I hope she has patience, realizing that she is genetically predisposed to road rage. She needs to know that motherfucking every person who cuts her off in traffic will only make her Botox wear off faster.
Besides, we wait our entire lives for some things. Like self actualization or All Berries Crunch Berry cereal.
I hope she never forgets that beauty is found around even the sharpest corners.
This morning, she stopped in our driveway to look up.
“Mommy…look at the sky. It’s so beautiful.”
And that’s when I realized that sometimes we learn more from our children than we can ever teach them.
My daughter is an “old soul” according to my Gram. If anyone can see angels, it’s her.
And so I end this also hoping that she saw the angel of that little boy today.
And he was smiling.
philosophical dilemmas of the day
1. Is it okay to skip the gym because you smell like oregano even though you essentially spent the last week shoveling apple pie down your esophagus?
Because this morning, as I was tearing open a lens wipe to clean my sunglasses, it wasn’t until I had a lap full of crushed red pepper that I realized it was actually a packet of pizza spice.
After counting the amount of wipes in my purse including GermX and those lifted from my doctor prior to giving a clean-catch urine sample, there was less than a 3 percent chance I’d empty a pizzeria into my pants.

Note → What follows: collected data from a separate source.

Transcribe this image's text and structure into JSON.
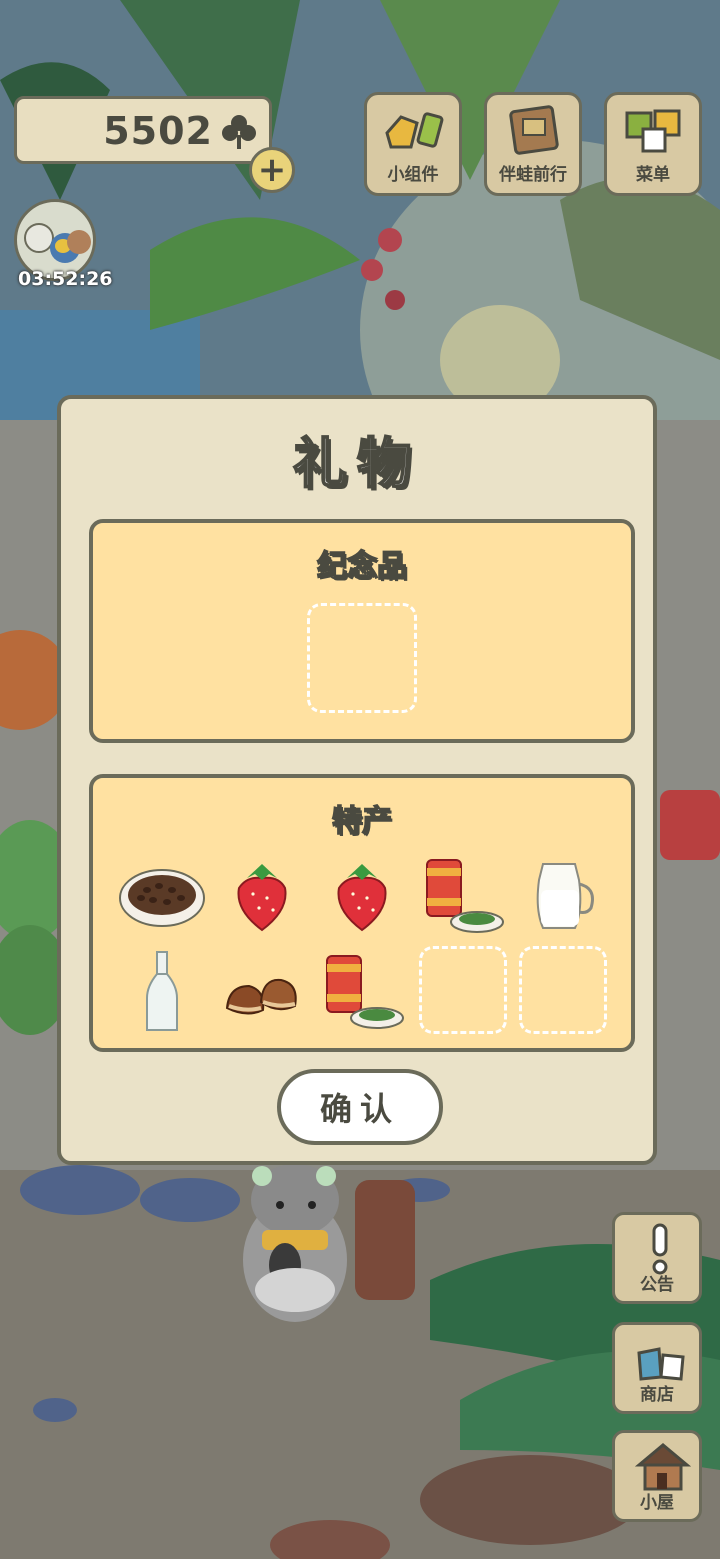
{
  "hud": {
    "clover_count": "5502",
    "add_label": "+",
    "visitor_timer": "03:52:26"
  },
  "top_buttons": [
    {
      "label": "小组件",
      "icon": "widget-icon"
    },
    {
      "label": "伴蛙前行",
      "icon": "travel-book-icon"
    },
    {
      "label": "菜单",
      "icon": "menu-icon"
    }
  ],
  "dialog": {
    "title": "礼物",
    "souvenir": {
      "title": "纪念品"
    },
    "specialty": {
      "title": "特产",
      "items": [
        {
          "name": "roasted-beans-plate"
        },
        {
          "name": "strawberry"
        },
        {
          "name": "strawberry"
        },
        {
          "name": "tea-can-with-leaves"
        },
        {
          "name": "milk-jug"
        },
        {
          "name": "glass-bottle"
        },
        {
          "name": "chestnuts"
        },
        {
          "name": "tea-can-with-leaves"
        }
      ],
      "empty_slots": 2
    },
    "confirm_label": "确认"
  },
  "side_buttons": [
    {
      "label": "公告",
      "icon": "exclamation-icon"
    },
    {
      "label": "商店",
      "icon": "shop-bags-icon"
    },
    {
      "label": "小屋",
      "icon": "house-icon"
    }
  ],
  "colors": {
    "outline": "#6b6b5a",
    "panel": "#ffe1a1",
    "dialog_bg": "#eae2c8",
    "button_bg": "#d8c9a3"
  }
}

Now, if I slip on a puddle of spilled Clamato at WholeFoods in an effort to smell even worse than I do right now (as if that’s possible) and split open my head (I always imagined my obituary to read pretty much just like that), my daughter’s last recollection of her mother will be a nonsensical, uncaffeinated rant complete with real tears.
“Can’t think. Too hard. Oregano on my Otterbox. Crushed red pepper in my shoe. I can’t wear Papa John.”
If I had been alone, my conniption would include nothing more than an ear-splitting motherfucker. But since I try to dilute the curse words she undoubtedly hears from her Nana who suffers from Tourette’s, I usually replace my goddammning with a string of confusing outbursts that, in retrospect, are probably more damaging.
2. Does it make one less benevolent to first remove the BoxTops from the nonperishables she’s donating to the holiday food drive?
3. Is it acceptable to buy the Christmas Classics boxed DVD set again because it’s easier than trying to find the one (or three) that you already have?
4. Should you tell your daughter her Elf Jingles is in rehab because you can’t find the little asshole or just replace him with another (like her dead pufferfish) hoping she won’t notice?
5. Is joining a new gym warranted because the guy who sweats out hash-browns always chooses the treadmill right next to you? Or should you just recognize that at the moment you smell like a pepperoni calzone and go with it?